I tossed him a racket, and before I could run, a few more started flying around again. John was blocking my path to the outer room and the hall, so the only place I had to run was...the bathroom. I stood in there, cowering, while John waged his BATminton battle. Eventually he scored a casualty, which he then brought into the bathroom on the strings of the racket, dumped in the toilet, and flushed. I stayed as far in my corner of the bathroom as I could and prayed for the whole thing to be over.

John brought in bat after bat after bat. Finally, as was inevitable I suppose, he brought in two too close together and the tank hadn't refilled enough for a second flush. Even though I was as far away as I could get, it was still an office bathroom and thus quite small, so I could easily see that last bat, still spinning in the bowl, unflushed. John was now preoccupied with an alarm, and I was once again seized with that inexplicable need to check out the bat. I needed to know - had to see - whether it was truly unconscious. Or dead. Hopefully dead. Unconscious would be fine, though. But for some reason, I had to know, even though the only way I would know one way or the other would be by peering into the bowl at a stupidly close range.

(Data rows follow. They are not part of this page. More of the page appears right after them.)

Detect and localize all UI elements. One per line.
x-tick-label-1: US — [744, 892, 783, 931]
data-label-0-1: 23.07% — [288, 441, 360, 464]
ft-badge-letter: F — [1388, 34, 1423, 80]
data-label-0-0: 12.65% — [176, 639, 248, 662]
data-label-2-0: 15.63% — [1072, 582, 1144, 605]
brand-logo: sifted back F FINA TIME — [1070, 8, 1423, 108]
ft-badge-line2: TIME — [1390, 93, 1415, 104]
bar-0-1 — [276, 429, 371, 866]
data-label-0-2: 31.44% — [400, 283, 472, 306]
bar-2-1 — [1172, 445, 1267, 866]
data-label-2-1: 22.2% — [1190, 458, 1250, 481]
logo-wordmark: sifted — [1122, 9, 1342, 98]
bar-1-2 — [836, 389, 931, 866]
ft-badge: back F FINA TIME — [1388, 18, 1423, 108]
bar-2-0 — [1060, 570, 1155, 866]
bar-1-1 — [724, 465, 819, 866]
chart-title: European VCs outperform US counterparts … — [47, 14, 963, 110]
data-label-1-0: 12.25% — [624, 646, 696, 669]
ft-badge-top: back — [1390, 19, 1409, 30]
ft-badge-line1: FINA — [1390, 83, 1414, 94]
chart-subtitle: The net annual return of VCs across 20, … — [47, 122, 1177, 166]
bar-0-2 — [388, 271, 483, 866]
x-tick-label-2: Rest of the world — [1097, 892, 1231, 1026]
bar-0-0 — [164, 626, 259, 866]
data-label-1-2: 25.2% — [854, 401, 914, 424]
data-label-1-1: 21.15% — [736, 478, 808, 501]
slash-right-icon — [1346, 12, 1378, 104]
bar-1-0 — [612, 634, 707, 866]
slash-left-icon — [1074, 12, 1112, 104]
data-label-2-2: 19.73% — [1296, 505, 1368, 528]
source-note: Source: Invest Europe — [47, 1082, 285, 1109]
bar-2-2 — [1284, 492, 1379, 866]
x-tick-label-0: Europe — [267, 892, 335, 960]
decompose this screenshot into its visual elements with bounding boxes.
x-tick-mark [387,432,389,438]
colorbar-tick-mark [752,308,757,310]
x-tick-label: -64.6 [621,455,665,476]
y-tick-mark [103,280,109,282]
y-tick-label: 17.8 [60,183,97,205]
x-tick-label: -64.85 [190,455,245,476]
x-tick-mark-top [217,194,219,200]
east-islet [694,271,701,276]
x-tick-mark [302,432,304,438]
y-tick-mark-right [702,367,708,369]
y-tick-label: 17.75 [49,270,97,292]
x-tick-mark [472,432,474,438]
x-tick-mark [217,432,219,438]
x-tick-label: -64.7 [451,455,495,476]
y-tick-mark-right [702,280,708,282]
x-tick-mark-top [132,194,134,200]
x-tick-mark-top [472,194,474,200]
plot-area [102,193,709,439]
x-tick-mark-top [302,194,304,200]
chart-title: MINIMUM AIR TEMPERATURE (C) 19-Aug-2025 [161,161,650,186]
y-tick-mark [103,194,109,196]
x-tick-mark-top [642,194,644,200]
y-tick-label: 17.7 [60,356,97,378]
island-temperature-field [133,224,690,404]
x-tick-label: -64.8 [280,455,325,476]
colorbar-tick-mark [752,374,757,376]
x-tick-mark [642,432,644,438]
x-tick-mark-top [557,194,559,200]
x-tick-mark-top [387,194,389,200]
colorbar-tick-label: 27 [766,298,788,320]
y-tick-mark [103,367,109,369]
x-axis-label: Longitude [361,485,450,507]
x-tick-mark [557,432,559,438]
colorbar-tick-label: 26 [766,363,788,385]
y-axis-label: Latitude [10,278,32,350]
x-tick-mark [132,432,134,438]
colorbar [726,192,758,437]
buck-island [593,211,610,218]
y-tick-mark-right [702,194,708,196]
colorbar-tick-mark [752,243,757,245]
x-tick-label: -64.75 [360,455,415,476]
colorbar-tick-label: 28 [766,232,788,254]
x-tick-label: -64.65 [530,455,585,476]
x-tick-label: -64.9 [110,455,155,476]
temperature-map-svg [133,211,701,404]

I decided that I would attempt to flush it, since that would get me close enough to see it and solve the problem of its presence at the same time. I inched closer. Closer. It was probably all of two and a half feet away. Took me five minutes. Closer. Closer. I reached out towards the handle...leaned over...closer...

You know what happened next. I don't even have to tell you, I'm sure. Let me just say that a bat that suddenly comes to life inside the bowl of a toilet is not so much like a demon baby with wings - it's more like a demon turd with wings. You know how sometimes you approach a toilet, like in a public restroom, and you can just see the dark shape of someone's unflushed business, and you have to kind of rush over with your eyes averted so you can flush without having to actually look at it? Imagine if you also held a deep-seated fear, born of experience, that the dark shape might suddenly animate and try to escape. That is what I now deal with on a daily basis. And I have kids who never remember to flush.

Once the zombie bat turd happened, I finally got the hell out of there. I announced to John that I would not be returning to work until I was assured that no bats remained in the building. And he did end up springing for some sort of system that would, at least on the outside of the building, allow the bats to get out but not back in. The ones still trapped inside and making their way into the office...well, there was a prize system set up for the employee who whacked the most bats every week. Apparently, I was the only one who objected to sharing my work space with demon turds, but perhaps that was because the rest of them weren't working during the hours when bats like to fly around. I went back after two weeks, because I needed the money. But I never saw another bat.

And that, my friends,  is why I ALWAYS prewash my fabric.